I've lived near this historical—a word here meaning "of interest only to history nerds"—site for 17 years and never visited. They do not help this with their strange hours, but still. I like history and old buildings, and there one is.
The building was completed in 1855, after the original burned down in '51. It was shared with local Freemasons, who met on the 2nd floor, while the seminary occupied the 1st. The school was opened in 1838, and closed in or around 1888, and fell into disrepair. At one point in the 1970s, it was almost torn down and the land used for a Dairy Queen. Some citizens raised a ruckus and got it onto the National Register of Historic Places, and it was eventually restored.
The 1st floor had been kept as a schoolroom, with the original blackboard and fireplaces; then 2nd floor now houses a small museum with artifacts from the building and surrounding area, including some found during the restoring, such as paddles that had been hidden, presumably by students, under the stairs.
Fun fact: Roba Stanley, supposedly the 1st woman to record country music, was from the area.
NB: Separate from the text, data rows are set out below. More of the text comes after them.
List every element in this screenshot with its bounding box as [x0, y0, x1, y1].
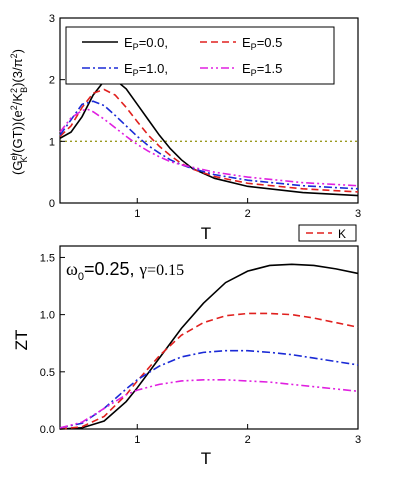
bottom-x-axis-label: T — [201, 449, 211, 468]
top-y-tick-label-3: 3 — [49, 13, 55, 25]
bottom-plot-frame — [59, 245, 359, 430]
top-x-tick-label-2: 3 — [355, 208, 361, 220]
bottom-y-tick-label-3: 1.5 — [40, 252, 55, 264]
bottom-series-line-1 — [59, 312, 359, 430]
k-legend-label: K — [338, 227, 346, 241]
bottom-y-tick-label-2: 1.0 — [40, 310, 55, 322]
top-x-axis-label: T — [201, 224, 211, 243]
bottom-series-line-3 — [59, 379, 359, 429]
top-series-line-2 — [59, 100, 359, 190]
top-series-line-0 — [59, 76, 359, 197]
bottom-series-line-2 — [59, 349, 359, 429]
legend-label-ep15: EP=1.5 — [242, 61, 282, 78]
bottom-panel-title: ω0=0.25, γ=0.15 — [66, 259, 184, 283]
bottom-x-tick-label-1: 2 — [245, 434, 251, 446]
bottom-ticks-group: 1 2 3 0.0 0.5 1.0 1.5 — [40, 252, 361, 446]
legend-label-ep10: EP=1.0, — [124, 61, 168, 78]
bottom-x-tick-label-2: 3 — [355, 434, 361, 446]
top-plot-frame — [59, 17, 359, 204]
bottom-series-line-0 — [59, 263, 359, 430]
legend-label-ep00: EP=0.0, — [124, 35, 168, 52]
legend-label-ep05: EP=0.5 — [242, 35, 282, 52]
top-y-tick-label-0: 0 — [49, 198, 55, 210]
bottom-x-tick-label-0: 1 — [134, 434, 140, 446]
top-y-tick-label-2: 2 — [49, 75, 55, 87]
top-series-line-1 — [59, 88, 359, 193]
top-y-axis-label: (GelK/(GT))(e2/K2B)(3/π2) — [9, 49, 29, 175]
top-legend-box — [65, 26, 335, 85]
top-ticks-group: 1 2 3 0 1 2 3 — [49, 13, 361, 220]
top-panel: 1 2 3 0 1 2 3 EP=0.0, EP=0.5 EP=1.0, EP=1.5 (G… — [9, 13, 361, 243]
k-legend-box — [298, 224, 357, 242]
bottom-y-axis-label: ZT — [12, 330, 31, 351]
bottom-series-group — [59, 263, 359, 430]
bottom-y-tick-label-1: 0.5 — [40, 367, 55, 379]
top-y-tick-label-1: 1 — [49, 136, 55, 148]
bottom-y-tick-label-0: 0.0 — [40, 424, 55, 436]
top-series-group — [59, 76, 359, 197]
top-x-tick-label-1: 2 — [245, 208, 251, 220]
bottom-panel: 1 2 3 0.0 0.5 1.0 1.5 ω0=0.25, γ=0.15 ZT T — [12, 245, 361, 468]
top-x-tick-label-0: 1 — [134, 208, 140, 220]
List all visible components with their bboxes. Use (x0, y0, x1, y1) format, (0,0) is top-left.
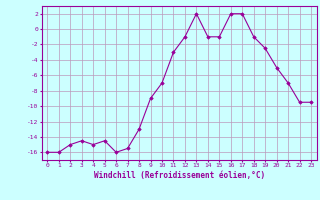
X-axis label: Windchill (Refroidissement éolien,°C): Windchill (Refroidissement éolien,°C) (94, 171, 265, 180)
The museum has her guitar (which is a typically crappy early 20th century acoustic). Not that impressive a fun fact, I suppose, but we take what we can get.
The grounds of the Seminary also house the transplanted Isaac Adair House, which was built in 1827, and is also on the National Register of Historic Places. It's a pretty boring-looking house, until you consider that it's almost 200 years old and in remarkably good condition for its age.
This place isn't overly exciting, but it's a decent enough way to spend an hour on an unseasonably pleasant January Saturday. Plus, the nice girl working the museum told me about some other historic sites around here that I've (obviously, since I didn't know they existed) never visited. That'll help get the new things count up there.